While the above advice stands for seeds sowed in true soil, those grown in a soil-less mix could do with a water-soluble fertilizer. The composition of the fertilizer-water mixture should be 1 part fertilizer and 3 parts water. Fertilize only once per week.
Step 5 – Transplant Seeds
Once you see that the seedlings have outgrown their cell packs, it’s time to transplant them into larger containers. We suggest that you pick larger containers with holes in their bottom – the perforation would allow excess water to go out and oxygen to come in.
While transplanting, don’t make the mistake of holding the seedling by its stem. Doing so might harm its growing tip or you may end up crushing the seed. What you need to do is to lift them by the rootball, with the help of a plant tag or spoon.
Section 3 – How to move seedlings outdoors
Follow these steps when moving seedlings outdoors:
Step 1 – Accustom Plants to Outdoor Environment
Seedlings stored indoors haven’t faced full sun, fluctuating temperatures or wind. If you fail to gradually accustom them to the outside environment, their leaves might end up getting scorched by sun or the wind. They might even wilt before dying.
Here’s how you can ‘harden off’ seedlings:
- At least two weeks before you permanently move them outside, start putting the plants outside for up to 3 hours in the shade. Do this in the afternoon and make sure the plants are protected from the wind. Bring them back at night.
- With each passing day, increase the time you’re leaving the plants out, and gradually increase their exposure to sunlight too.
- After two weeks have passed, and unless the weather is freezing out there, move the seedlings permanently in a sunny area. Keep them there until you’ve the time to transplant your seedlings into the garden.
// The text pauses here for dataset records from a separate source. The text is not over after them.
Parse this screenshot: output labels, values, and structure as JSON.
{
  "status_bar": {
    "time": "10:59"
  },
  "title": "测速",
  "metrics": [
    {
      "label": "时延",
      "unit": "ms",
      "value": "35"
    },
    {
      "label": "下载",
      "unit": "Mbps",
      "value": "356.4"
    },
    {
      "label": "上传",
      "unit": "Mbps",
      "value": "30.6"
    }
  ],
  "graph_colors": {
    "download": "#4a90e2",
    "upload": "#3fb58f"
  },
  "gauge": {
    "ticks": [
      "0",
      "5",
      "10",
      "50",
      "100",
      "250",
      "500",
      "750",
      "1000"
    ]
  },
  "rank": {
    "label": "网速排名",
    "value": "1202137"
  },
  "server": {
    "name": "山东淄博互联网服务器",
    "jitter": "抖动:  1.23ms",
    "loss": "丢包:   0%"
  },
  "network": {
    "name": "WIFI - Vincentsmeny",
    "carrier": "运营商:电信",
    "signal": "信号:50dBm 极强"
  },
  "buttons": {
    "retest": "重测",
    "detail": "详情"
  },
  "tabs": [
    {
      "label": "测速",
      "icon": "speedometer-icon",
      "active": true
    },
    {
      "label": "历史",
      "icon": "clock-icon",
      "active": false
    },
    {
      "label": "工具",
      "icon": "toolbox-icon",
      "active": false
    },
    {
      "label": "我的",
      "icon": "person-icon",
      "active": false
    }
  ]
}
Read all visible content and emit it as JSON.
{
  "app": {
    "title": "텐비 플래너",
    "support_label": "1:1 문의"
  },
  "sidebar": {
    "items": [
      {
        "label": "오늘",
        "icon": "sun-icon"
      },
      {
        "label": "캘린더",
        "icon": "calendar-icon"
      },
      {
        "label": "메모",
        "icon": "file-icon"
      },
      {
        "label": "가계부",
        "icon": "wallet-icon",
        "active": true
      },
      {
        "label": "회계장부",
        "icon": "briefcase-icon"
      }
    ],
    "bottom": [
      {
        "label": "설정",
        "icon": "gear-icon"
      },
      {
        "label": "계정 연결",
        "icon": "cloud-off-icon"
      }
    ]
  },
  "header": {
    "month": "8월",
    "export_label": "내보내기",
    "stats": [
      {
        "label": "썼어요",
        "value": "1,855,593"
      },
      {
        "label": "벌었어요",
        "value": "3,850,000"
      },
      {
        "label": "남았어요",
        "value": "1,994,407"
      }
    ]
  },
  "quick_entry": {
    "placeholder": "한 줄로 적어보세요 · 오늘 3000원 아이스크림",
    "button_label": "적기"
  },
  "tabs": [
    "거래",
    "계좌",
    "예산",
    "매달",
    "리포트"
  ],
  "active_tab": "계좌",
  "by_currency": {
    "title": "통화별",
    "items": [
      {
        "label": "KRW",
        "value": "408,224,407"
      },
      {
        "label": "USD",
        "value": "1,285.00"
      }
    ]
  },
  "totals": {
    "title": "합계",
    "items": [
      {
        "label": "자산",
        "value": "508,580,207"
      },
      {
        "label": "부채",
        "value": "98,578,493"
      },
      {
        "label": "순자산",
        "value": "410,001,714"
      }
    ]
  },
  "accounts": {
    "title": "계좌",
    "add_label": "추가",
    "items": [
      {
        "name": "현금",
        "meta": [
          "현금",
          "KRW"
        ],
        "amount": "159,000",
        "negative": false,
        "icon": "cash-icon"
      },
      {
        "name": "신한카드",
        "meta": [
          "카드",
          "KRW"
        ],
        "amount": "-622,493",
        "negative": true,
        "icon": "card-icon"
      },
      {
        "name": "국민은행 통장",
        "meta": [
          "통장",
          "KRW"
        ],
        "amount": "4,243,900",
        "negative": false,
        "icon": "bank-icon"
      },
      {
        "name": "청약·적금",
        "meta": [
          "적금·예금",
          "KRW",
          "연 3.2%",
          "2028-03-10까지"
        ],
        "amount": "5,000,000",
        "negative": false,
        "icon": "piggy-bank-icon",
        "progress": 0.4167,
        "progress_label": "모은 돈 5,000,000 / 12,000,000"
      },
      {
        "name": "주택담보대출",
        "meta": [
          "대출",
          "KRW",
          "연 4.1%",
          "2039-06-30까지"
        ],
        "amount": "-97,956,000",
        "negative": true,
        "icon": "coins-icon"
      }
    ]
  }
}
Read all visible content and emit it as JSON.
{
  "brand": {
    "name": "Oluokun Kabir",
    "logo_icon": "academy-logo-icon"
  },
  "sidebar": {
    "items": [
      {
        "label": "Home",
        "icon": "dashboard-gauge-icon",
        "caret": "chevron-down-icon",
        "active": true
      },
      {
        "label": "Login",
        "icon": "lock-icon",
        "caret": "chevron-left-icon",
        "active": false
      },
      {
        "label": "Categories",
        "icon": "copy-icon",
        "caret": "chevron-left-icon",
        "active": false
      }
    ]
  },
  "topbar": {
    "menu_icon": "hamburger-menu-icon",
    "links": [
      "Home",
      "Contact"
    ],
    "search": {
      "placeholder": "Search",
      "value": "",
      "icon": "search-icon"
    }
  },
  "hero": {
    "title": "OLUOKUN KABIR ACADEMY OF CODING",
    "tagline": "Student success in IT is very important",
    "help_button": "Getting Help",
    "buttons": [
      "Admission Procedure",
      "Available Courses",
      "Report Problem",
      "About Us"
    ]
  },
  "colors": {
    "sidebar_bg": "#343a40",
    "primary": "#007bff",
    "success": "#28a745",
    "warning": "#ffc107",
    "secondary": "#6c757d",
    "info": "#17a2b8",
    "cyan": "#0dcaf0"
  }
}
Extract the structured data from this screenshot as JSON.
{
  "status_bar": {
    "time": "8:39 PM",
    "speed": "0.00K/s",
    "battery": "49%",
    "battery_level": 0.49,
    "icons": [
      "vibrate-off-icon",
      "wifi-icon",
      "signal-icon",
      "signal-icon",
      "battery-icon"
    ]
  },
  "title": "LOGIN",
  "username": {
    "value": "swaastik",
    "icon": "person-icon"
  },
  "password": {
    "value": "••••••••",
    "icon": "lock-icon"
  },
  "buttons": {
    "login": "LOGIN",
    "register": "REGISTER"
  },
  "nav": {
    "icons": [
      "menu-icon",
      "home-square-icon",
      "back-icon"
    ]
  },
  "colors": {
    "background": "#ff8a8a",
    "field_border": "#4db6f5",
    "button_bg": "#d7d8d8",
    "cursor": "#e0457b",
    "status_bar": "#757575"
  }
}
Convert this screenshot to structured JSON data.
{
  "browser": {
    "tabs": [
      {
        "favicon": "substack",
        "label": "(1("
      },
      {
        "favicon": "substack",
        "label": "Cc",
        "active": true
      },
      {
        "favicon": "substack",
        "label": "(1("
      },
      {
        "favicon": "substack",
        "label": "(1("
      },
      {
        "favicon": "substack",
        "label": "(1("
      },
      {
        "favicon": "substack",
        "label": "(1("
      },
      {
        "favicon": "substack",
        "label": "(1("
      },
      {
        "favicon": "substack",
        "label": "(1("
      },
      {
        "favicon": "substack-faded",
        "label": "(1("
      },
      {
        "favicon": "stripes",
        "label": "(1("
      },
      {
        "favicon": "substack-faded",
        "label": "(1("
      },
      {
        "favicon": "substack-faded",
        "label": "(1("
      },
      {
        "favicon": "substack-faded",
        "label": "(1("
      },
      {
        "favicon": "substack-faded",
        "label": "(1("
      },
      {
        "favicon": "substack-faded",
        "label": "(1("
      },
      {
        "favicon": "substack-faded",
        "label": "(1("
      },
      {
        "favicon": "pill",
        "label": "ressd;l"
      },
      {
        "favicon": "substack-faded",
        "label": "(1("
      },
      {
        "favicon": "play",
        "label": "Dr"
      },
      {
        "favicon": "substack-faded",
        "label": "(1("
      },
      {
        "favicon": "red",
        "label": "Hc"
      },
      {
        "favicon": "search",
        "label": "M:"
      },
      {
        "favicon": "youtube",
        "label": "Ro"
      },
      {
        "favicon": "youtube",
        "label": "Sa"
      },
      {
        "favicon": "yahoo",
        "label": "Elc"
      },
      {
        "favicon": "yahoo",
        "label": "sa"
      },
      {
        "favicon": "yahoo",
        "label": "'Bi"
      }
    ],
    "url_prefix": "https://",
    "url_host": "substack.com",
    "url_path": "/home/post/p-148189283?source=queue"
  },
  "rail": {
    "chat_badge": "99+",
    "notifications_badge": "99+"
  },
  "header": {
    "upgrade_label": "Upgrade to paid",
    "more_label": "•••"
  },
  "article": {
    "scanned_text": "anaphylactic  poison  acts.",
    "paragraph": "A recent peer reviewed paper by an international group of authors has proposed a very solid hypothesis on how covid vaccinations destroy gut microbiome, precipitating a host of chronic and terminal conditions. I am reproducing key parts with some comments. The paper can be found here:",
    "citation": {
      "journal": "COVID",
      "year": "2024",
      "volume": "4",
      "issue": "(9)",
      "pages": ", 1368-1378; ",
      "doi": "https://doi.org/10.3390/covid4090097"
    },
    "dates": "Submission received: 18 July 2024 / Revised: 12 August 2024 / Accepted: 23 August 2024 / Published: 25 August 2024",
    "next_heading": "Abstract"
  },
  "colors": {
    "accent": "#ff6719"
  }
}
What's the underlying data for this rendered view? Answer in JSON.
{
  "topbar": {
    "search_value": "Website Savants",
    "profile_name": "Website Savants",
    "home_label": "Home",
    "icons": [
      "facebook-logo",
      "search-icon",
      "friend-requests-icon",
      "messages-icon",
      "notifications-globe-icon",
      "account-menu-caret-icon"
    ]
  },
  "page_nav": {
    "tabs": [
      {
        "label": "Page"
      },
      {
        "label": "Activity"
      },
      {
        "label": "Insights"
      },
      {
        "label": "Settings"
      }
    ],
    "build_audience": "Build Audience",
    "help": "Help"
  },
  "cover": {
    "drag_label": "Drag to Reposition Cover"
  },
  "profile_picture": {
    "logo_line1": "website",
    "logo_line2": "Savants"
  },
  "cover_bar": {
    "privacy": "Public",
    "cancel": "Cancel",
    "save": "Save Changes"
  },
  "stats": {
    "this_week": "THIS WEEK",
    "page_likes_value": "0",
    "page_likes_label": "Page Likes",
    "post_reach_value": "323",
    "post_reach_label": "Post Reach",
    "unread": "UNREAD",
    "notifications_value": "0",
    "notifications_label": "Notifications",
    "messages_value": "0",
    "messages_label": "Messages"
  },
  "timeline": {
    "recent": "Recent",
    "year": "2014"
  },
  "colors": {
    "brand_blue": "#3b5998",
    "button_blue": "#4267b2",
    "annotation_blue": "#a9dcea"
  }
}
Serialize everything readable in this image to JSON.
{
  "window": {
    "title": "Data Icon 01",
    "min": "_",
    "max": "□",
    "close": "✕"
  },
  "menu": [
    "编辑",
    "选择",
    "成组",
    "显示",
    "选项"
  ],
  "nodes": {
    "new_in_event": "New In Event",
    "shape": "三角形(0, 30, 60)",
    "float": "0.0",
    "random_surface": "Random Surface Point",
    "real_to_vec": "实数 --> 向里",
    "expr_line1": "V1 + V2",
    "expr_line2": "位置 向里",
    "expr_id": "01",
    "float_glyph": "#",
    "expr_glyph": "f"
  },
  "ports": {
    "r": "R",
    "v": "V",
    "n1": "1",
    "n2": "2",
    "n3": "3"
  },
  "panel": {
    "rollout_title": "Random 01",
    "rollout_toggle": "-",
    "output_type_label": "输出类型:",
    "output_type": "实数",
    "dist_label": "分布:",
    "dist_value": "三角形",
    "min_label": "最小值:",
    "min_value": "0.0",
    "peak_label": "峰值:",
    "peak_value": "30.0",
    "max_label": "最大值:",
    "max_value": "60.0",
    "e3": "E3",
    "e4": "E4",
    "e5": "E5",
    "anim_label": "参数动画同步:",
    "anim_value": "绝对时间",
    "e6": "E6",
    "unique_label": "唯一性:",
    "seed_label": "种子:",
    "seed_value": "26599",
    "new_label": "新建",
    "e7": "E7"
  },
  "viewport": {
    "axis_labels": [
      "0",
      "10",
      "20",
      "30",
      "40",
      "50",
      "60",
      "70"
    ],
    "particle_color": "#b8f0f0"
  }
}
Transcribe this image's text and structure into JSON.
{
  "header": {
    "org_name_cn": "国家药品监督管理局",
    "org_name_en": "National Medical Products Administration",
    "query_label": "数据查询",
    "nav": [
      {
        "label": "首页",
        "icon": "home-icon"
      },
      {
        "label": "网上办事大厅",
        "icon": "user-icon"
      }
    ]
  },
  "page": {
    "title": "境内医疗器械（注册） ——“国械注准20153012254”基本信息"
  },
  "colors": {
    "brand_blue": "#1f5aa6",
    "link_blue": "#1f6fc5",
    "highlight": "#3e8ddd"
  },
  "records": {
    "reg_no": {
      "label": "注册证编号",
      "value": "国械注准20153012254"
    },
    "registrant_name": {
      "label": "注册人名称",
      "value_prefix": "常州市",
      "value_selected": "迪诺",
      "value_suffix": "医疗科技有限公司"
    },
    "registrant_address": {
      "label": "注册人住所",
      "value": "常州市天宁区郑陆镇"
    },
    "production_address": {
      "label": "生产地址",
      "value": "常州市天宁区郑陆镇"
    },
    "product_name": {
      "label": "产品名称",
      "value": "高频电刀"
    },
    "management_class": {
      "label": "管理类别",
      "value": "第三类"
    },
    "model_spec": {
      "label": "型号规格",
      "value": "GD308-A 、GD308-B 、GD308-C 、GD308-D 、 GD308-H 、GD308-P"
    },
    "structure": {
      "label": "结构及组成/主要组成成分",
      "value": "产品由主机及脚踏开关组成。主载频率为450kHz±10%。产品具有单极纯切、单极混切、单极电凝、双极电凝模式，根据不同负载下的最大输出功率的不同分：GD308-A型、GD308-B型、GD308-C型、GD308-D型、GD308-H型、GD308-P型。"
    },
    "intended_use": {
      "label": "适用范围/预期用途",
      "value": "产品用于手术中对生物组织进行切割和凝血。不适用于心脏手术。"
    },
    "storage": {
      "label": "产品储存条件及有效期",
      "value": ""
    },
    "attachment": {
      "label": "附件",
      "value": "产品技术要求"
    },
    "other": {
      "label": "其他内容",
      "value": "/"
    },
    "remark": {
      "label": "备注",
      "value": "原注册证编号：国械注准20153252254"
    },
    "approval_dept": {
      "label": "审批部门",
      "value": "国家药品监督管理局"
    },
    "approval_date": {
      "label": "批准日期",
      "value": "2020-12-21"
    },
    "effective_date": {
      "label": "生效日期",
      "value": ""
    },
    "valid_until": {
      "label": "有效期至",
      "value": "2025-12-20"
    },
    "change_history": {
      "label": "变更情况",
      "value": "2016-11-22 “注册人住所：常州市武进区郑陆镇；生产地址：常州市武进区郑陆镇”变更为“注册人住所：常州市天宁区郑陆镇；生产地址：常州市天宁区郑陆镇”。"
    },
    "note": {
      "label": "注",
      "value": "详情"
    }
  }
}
Step 2 – Transplant them into the garden
Once you’re sure the leaves have been hardened off, it’s time to transplant them into the garden. Make sure you transplant on a late afternoon or a cloudy day. Don’t set them out in the garden when the sun is at its peak.
Don’t worry if the plants wilt upon their first exposure to the sun. They will generally recover their previous swagger within a day or two. Still, if you want to take no chances, use row covers to protect your plants from temperature fluctuations and wind.
Lastly, if you’ve grown seedlings in peat pots, cow-dung pots, newspaper pots or any other pots made of organic matter, then you have to trim the pots’ collars down to soil level. This will prevent the containers from wicking the water away from the root’s water zone.
Frequently Asked Questions
How far should grow lights be from plants?
Grow lights should not be more than 4 inches away from the top of the seedlings, ideally the distance should be 2 inches. If you place the grow lights farther, your plants might end up developing skinny, elongated stems.
What is the best grow light for indoor plants?
HausBright LED Grow Light Bulb is the best for indoor plants. It emits full spectrum light, has a safety design to prevent temperature fluctuations in check and is extremely easy to install. Also, this grow light for indoor plants comes with a 3-year warranty.
What kind of light for growing weed?
LED grow lights are the best for growing weed. Apart from offering a full spectrum light, they transmit minimal heat to the weed, minimizing the risk of leaves getting scorched or burned. You can leave LED lights on for 16 to 20 hours each day and they still won’t get hot to the touch.